Silver metal react with nitric acid according to the equation
3Ag+4HNO3----->3AgNO3+NO+H2O
The volume 1.5 M of HNO3 required react with 0.784gm silver is
how many moles of Ag in .784g ?
You will need 4/3 that many moles of HNO3
How many liters contain that many moles?
To determine the volume of 1.5 M HNO3 required to react with 0.784 g of silver, we need to use stoichiometry.
Step 1: Determine the moles of silver (Ag):
To do this, divide the given mass of silver by its molar mass. The molar mass of silver (Ag) is 107.87 g/mol.
Moles of Ag = Mass of Ag / Molar Mass of Ag
= 0.784 g / 107.87 g/mol
= 0.00725 mol
Step 2: Use the stoichiometric ratio to find the moles of HNO3:
From the balanced equation, the stoichiometric ratio of Ag to HNO3 is 3:4.

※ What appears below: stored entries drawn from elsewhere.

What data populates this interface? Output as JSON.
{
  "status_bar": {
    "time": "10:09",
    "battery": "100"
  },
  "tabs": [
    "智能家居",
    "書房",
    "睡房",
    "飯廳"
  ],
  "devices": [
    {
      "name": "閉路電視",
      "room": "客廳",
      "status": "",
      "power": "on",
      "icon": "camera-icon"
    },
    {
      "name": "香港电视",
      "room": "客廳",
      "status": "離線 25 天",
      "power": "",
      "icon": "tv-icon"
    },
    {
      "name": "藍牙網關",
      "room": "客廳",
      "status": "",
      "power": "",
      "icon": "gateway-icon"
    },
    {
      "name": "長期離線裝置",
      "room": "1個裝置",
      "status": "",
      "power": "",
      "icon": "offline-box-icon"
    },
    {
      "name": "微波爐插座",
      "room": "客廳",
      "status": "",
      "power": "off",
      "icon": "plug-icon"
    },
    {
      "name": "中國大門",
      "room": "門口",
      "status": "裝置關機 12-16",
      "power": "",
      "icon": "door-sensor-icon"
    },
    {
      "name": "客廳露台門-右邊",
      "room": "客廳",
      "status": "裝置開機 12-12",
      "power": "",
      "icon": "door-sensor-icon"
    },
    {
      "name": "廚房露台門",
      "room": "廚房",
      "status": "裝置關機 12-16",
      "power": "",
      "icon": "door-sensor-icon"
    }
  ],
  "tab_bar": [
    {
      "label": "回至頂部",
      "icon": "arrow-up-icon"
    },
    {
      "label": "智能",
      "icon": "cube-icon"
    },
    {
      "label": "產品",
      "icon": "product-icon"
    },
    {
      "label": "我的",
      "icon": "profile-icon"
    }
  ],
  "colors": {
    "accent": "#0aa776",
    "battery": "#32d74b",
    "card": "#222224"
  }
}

Moles of HNO3 = (Moles of Ag) × (4 moles HNO3 / 3 moles Ag)
= 0.00725 mol × (4/3)
= 0.00967 mol
Step 3: Determine the volume of 1.5 M HNO3 required:
The concentration of HNO3 is given as 1.5 M, which means there are 1.5 moles of HNO3 dissolved in 1 liter of solution.
Volume of HNO3 = Moles of HNO3 / Concentration of HNO3
= 0.00967 mol / 1.5 mol/L
= 0.00645 L
Since 1 L is equal to 1000 mL, we can convert liters to milliliters:
Volume of HNO3 = 0.00645 L × 1000 mL/L
= 6.45 mL
Therefore, the volume of 1.5 M HNO3 required to react with 0.784 g of silver is approximately 6.45 mL.
To find the volume of 1.5 M nitric acid (HNO3) that is required to react with 0.784 grams of silver (Ag), we first need to determine the amount of silver in moles.
Step 1: Calculate the number of moles of silver
To find the number of moles, you can use the formula:
moles = mass / molar mass
The molar mass of silver (Ag) can be found on the periodic table, which is approximately 107.87 g/mol.
moles of Ag = 0.784 g / 107.87 g/mol
moles of Ag ≈ 0.00726 mol
Step 2: Determine the stoichiometry of the reaction
According to the balanced chemical equation:
3Ag + 4HNO3 → 3AgNO3 + NO + H2O
The stoichiometry of the reaction tells us that 3 moles of silver (Ag) react with 4 moles of nitric acid (HNO3). Therefore, the ratio of moles of Ag to moles of HNO3 is 3:4.
Step 3: Calculate the moles of HNO3 required
Since the ratio of HNO3 to Ag is 4:3, we can set up a proportion using the moles of Ag we calculated earlier:
moles of HNO3 = (moles of Ag) x (moles of HNO3 / moles of Ag)
moles of HNO3 = 0.00726 mol x (4 mol HNO3 / 3 mol Ag)
moles of HNO3 ≈ 0.00968 mol
Step 4: Calculate the volume of 1.5 M HNO3 required
The concentration of the nitric acid given is 1.5 M, which means there are 1.5 moles of HNO3 in 1 liter (1000 mL) of solution.
volume of HNO3 = (moles of HNO3) / (concentration of HNO3)
volume of HNO3 = 0.00968 mol / 1.5 M
volume of HNO3 ≈ 0.00645 L or 6.45 mL
Therefore, approximately 6.45 mL of 1.5 M nitric acid is required to react with 0.784 grams of silver.